Miami storms to ACC forefront

Well, the secret is out now.

With all eyes on Duke and NC State this season, Miami had flown under the radar, starting conference play with a 4-0 record.  On a national stage against the Blue Devils Wednesday night, Miami established itself as a legitimate threat in the Atlantic Coast Conference.

From the opening tip, Duke struggled against Miami’s stifling defense.  Miami has held opponents to 34.9% shooting during ACC play, and last night was no exception.  Duke’s “big three” of Mason Plumlee, Quinn Cook, and Seth Curry shot 6-of-37 combined, including an 0-for-10 from Curry.  Julian Gamble blocked four Duke shots and grabbed ten rebounds, making a case to be one of the ACC’s premier defenders.

Meanwhile, Miami was operating with surgical precision on offense.  Kenny Kadji made nine of his eleven shots, displaying ability to knock down threes, operate on the block, or drive to the basket like a guard rather than the 6’11” forward he is.  Shane Larkin ran the offense beautifully, scoring 18 points and recording five assists (as well as numerous camera shots of his famous father Barry in the process).

If you’ve seen Miami before last night, the fact that Miami played well, or Kadji can spread the floor, or the cameras love Barry Larkin isn’t a surprise to you.  However, for many who assumed the list of ACC contenders began and ended with schools in North Carolina, Miami’s performance was eye-opening.

It would be erroneous to read too much into this game, for either team.  With another two-thirds of the conference slate remaining, a lot can happen on the road to March.  Furthermore, you might not see a worse game from Duke, or a better game from Miami, all year.
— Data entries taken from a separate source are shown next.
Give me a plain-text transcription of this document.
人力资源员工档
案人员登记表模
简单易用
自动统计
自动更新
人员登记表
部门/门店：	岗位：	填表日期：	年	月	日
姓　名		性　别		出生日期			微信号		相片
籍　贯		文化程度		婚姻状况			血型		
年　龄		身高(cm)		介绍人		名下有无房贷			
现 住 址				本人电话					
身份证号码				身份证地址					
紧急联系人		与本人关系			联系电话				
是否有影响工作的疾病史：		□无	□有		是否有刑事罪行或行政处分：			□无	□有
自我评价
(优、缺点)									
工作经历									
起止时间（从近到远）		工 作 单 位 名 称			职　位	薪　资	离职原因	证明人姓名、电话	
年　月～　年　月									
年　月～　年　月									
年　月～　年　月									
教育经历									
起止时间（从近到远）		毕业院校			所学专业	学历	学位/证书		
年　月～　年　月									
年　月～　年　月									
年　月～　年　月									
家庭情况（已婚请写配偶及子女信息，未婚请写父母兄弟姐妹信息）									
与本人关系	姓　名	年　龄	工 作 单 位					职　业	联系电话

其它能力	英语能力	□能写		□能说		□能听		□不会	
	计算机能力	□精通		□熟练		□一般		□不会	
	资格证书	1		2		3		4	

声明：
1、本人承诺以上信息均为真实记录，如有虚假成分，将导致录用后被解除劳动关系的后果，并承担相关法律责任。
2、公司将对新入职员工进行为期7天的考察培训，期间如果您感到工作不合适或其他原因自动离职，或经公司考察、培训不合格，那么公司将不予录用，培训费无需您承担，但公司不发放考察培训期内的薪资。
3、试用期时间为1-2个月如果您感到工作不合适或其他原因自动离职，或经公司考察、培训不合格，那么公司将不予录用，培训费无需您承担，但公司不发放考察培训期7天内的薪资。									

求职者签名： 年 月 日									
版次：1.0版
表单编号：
After all, this same Miami team nearly lost to Boston College in their last game, needing a missed free throw to escape with a one point win.  This is also the Miami team that lost to Florida Gulf Coast in November.

Reggie Johnson made a surprise return from a thumb injury. It may have provided an emotional boost for Miami last night, along with a sell-out crowd in the BankUnited Center, but it could present long-term issues.  Johnson was a non-factor last night, scoring only on two free throws and collecting some rebounds in a second half that turned into a slam dunk contest for the Hurricanes.  For Johnson to play more in future games, he will have to take minutes from either the dynamic Kadji or Gamble, the defensive rock.  Head coach Jim Larranaga has proven he can take Miami to new heights, picking up the program’s first ever win against a top-ranked opponent. Now he’ll have to keep the team pulling in the same direction while dealing with this logjam in the frontcourt.

Meanwhile, Duke will continue to adjust to life without Ryan Kelly, a player who would have been extremely helpful to have on the floor last night to match up against Kadji.  They also won’t face a team with a better field-goal percentage defense than Miami until their rematch against the Hurricanes in March (although their opponent this Saturday, Maryland, is a close second).  If the Blue Devils bounce back with a home win against the Terrapins, this game will merely be an afterthought, albeit a fairly haunting one for Duke fans.  Just ask UNC fans from last season.

Nonetheless, Miami has announced their presence, much like Sunshine State neighbor Florida State did with wins over North Carolina and Duke last season.  The ACC is not a two-team race as was once thought.  Sleep on the Hurricanes at your own peril.

Card Counting

Brett McMurphy tweeted yesterday that Louisville head football coach Charlie Strong received an eight-year contract worth $3.7 million per season.  While Louisville isn’t in the ACC yet, The Virginian-Pilot’s Andy Bitter correctly pointed out that this could have a significant impact on coaching salaries in the conference.

Bitter compiled football head coaching salaries, as well as athletic department revenue, for current and future ACC members.  Strong’s $3.7 million per year is nearly a full million ahead of the next highest-paid ACC coach, Florida State’s Jimbo Fisher.  Louisville also boasts the conference’s largest athletic department revenue, $9 million more than Florida State and Virginia (which pays Mike London just over $2.5 million).

This could be an indication of what Louisville will bring upon joining the ACC.  Their revenue stream will only increase with the change, as television revenue (and exposure) will increase for the Cardinals in the ACC.  Remember, Louisville was in Conference USA as recently as 2005, so they are a program that has been steadily on the rise.

Of course, it will likely also impact the salaries desired by ACC coaches the next time they come to the bargaining table.  Strong’s salary is nearly double the salaries on the low end of the totem pole, such as Duke’s David Cutcliffe at $1.788 million per year.  With such a significant gap between Louisville and everyone else, you can bet that Strong has set the bar for future negotiations.  With the ACC’s other programs also lagging behind Louisville in revenue, how many will be able and willing to match that bar?